Ayman Soufan looks out at a settler outpost from his home in Burin. He and his brother take it in turns to watch for settler attacks. Credit: Kate Geraghty
In many ways, his home now resembles a prison. Barbed wire surrounds the property, which is guarded by a barking Belgian Malinois, a breed typically used for police dogs. Each night, he and his brother operate in shifts, taking turns to stay awake to keep watch over the house. Yawning, he says he can’t remember the last time he had a good sleep. He says the settlers often wear military uniforms, making it difficult to tell them apart from soldiers. “The IDF are letting them do what they like,” he says. For now, the teenage settlers camping out opposite his home are unarmed, but soon they could have guns. Over time, they could also convert the tent into a more permanent structure.

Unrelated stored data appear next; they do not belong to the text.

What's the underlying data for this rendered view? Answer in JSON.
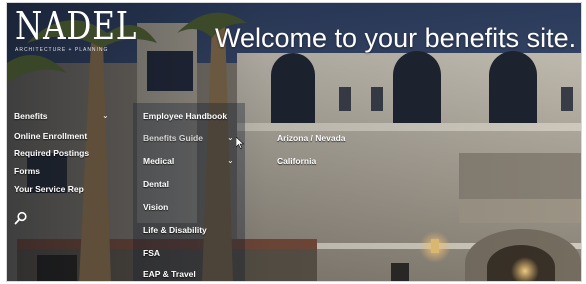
{
  "logo": {
    "word": "NADEL",
    "sub": "ARCHITECTURE + PLANNING"
  },
  "hero": {
    "title": "Welcome to your benefits site."
  },
  "nav": {
    "items": [
      {
        "label": "Benefits",
        "has_submenu": true
      },
      {
        "label": "Online Enrollment"
      },
      {
        "label": "Required Postings"
      },
      {
        "label": "Forms"
      },
      {
        "label": "Your Service Rep"
      }
    ],
    "search_icon": "search-icon"
  },
  "benefits_menu": {
    "items": [
      {
        "label": "Employee Handbook"
      },
      {
        "label": "Benefits Guide",
        "has_submenu": true
      },
      {
        "label": "Medical",
        "has_submenu": true
      },
      {
        "label": "Dental"
      },
      {
        "label": "Vision"
      },
      {
        "label": "Life & Disability"
      },
      {
        "label": "FSA"
      },
      {
        "label": "EAP & Travel"
      }
    ]
  },
  "guide_menu": {
    "items": [
      {
        "label": "Arizona / Nevada"
      },
      {
        "label": "California"
      }
    ]
  },
  "colors": {
    "text": "#ffffff",
    "sky": "#3b4f74",
    "facade": "#b7b1a4"
  }
}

Several outposts that began as tents and caravans have been retrospectively approved by the Israeli government and grown into large, densely populated settlements.
On the hilltop, a teenage settler flashes a peace sign. For Soufan and his family, who are battling to stay in their home, peace feels like nothing more than a mirage.

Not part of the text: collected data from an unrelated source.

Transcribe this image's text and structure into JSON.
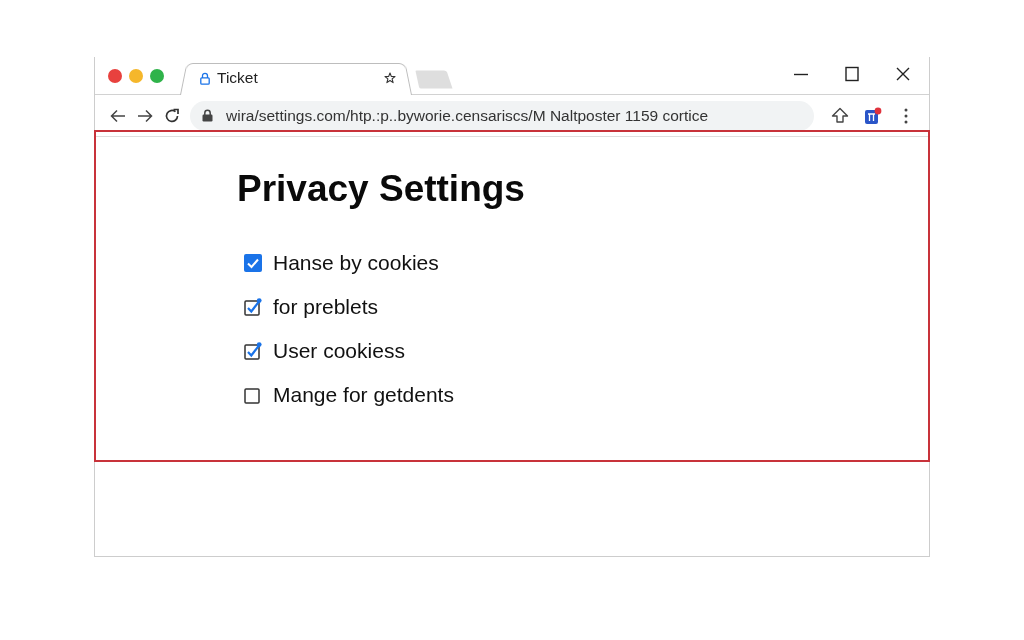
{
  "tabs": [
    {
      "title": "Ticket",
      "selected": true
    }
  ],
  "address_bar": {
    "url": "wira/settings.com/htp.:p..byworie.censariscs/M Naltposter 1159 cortice"
  },
  "page": {
    "title": "Privacy Settings",
    "highlighted": true,
    "options": [
      {
        "label": "Hanse by cookies",
        "checked": true,
        "kind": "filled"
      },
      {
        "label": "for preblets",
        "checked": true,
        "kind": "outline"
      },
      {
        "label": "User cookiess",
        "checked": true,
        "kind": "outline"
      },
      {
        "label": "Mange for getdents",
        "checked": false,
        "kind": "outline"
      }
    ]
  }
}
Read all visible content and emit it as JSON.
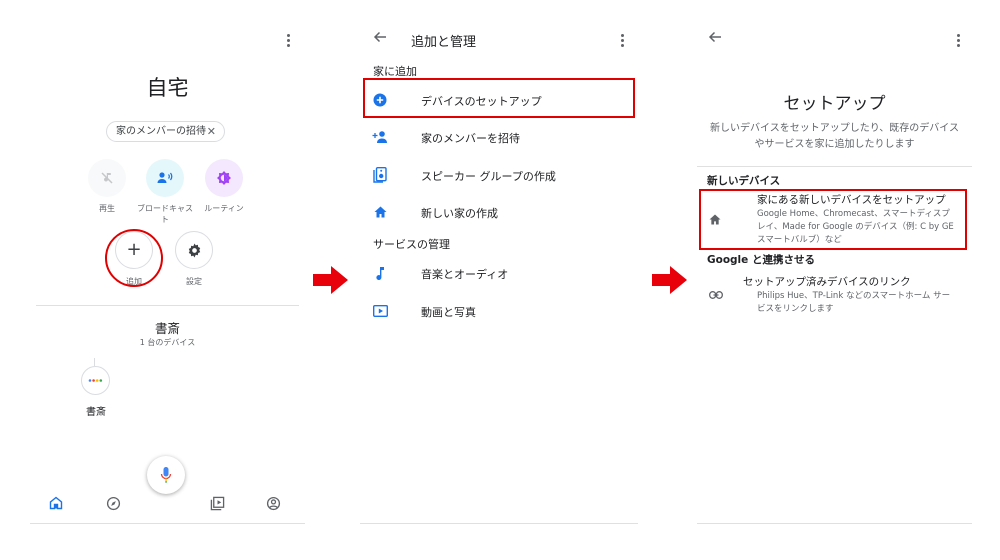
{
  "colors": {
    "blue": "#1a73e8",
    "red": "#e00000",
    "purple": "#a142f4",
    "teal_bg": "#e4f7fb",
    "purple_bg": "#f3e8fd",
    "gray_icon": "#5f6368"
  },
  "screen1": {
    "title": "自宅",
    "chip_label": "家のメンバーの招待",
    "chip_close": "✕",
    "actions": [
      {
        "label": "再生",
        "icon": "no-music-icon"
      },
      {
        "label": "ブロードキャスト",
        "icon": "broadcast-icon"
      },
      {
        "label": "ルーティン",
        "icon": "routine-icon"
      },
      {
        "label": "追加",
        "icon": "plus-icon"
      },
      {
        "label": "設定",
        "icon": "gear-icon"
      }
    ],
    "add_symbol": "+",
    "room_name": "書斎",
    "room_device_count": "1 台のデバイス",
    "device_label": "書斎",
    "nav": [
      "home-icon",
      "discover-icon",
      "media-icon",
      "account-icon"
    ]
  },
  "screen2": {
    "title": "追加と管理",
    "section_add": "家に追加",
    "items_add": [
      "デバイスのセットアップ",
      "家のメンバーを招待",
      "スピーカー グループの作成",
      "新しい家の作成"
    ],
    "section_services": "サービスの管理",
    "items_services": [
      "音楽とオーディオ",
      "動画と写真"
    ]
  },
  "screen3": {
    "title": "セットアップ",
    "description_line1": "新しいデバイスをセットアップしたり、既存のデバイス",
    "description_line2": "やサービスを家に追加したりします",
    "section_new": "新しいデバイス",
    "new_item_title": "家にある新しいデバイスをセットアップ",
    "new_item_desc_l1": "Google Home、Chromecast、スマートディスプ",
    "new_item_desc_l2": "レイ、Made for Google のデバイス（例: C by GE",
    "new_item_desc_l3": "スマートバルブ）など",
    "section_google": "Google と連携させる",
    "link_item_title": "セットアップ済みデバイスのリンク",
    "link_item_desc_l1": "Philips Hue、TP-Link などのスマートホーム サー",
    "link_item_desc_l2": "ビスをリンクします"
  }
}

Continuing south in the Nablus region, we meet Maher Ebder, who walks gingerly on crutches and has a bandage on his face. As the 58-year-old talks, he winces in pain. He says that two days earlier, settlers attacked him while he was visiting his beloved family olive groves, hitting his face and legs with sticks. All he could make out on their balaclava-clad faces were their eyes. This followed an attack in which settlers destroyed hundreds of his olive trees – a common target for attacks because they are both a crucial source of livelihood and a symbol of Palestinian nationalism.
Dr Khalel Safady treats Hamde Hamayel, who was shot in the leg during a settler rampage in Kafr Malik on June 25. Credit: Kate Geraghty
“We were happy, we were living in peace,” he says of life before the settlements began appearing in the 1980s. “They steal our sheep, our vehicles, our land.” Referring to Beita’s reputation as a site of fierce resistance to Israeli settlements, he says: “Other towns need to defend themselves like us.”
In 2021, Beita’s residents attracted attention for using laser pointers, burning tyres, and noisy horns to torment settlers living in Evyatar, an outpost next to their village. More controversially, some protesters also burnt a giant Star of David with a swastika inside to compare the settlers to Nazis. The town’s residents have formed their own version of an emergency response unit, using the messaging app Telegram to communicate with each other and rush to the scene when settlers enter the area. “We were raised to defend ourselves, not to run away,” says Mohamad Maale, 37, whose leg was shot in a clash with settlers in Beita’s olive groves last week. He says he will teach his one-year-old son Ali to resist any encroachment on their land, just as his father taught him.
Time and again, we hear a common refrain from the Palestinian villagers we meet: as bad as things are, they refuse to give up the fight. “I will go back,” Maher Ebder says of his family olive groves, where he was recently beaten with sticks. “It’s my land.”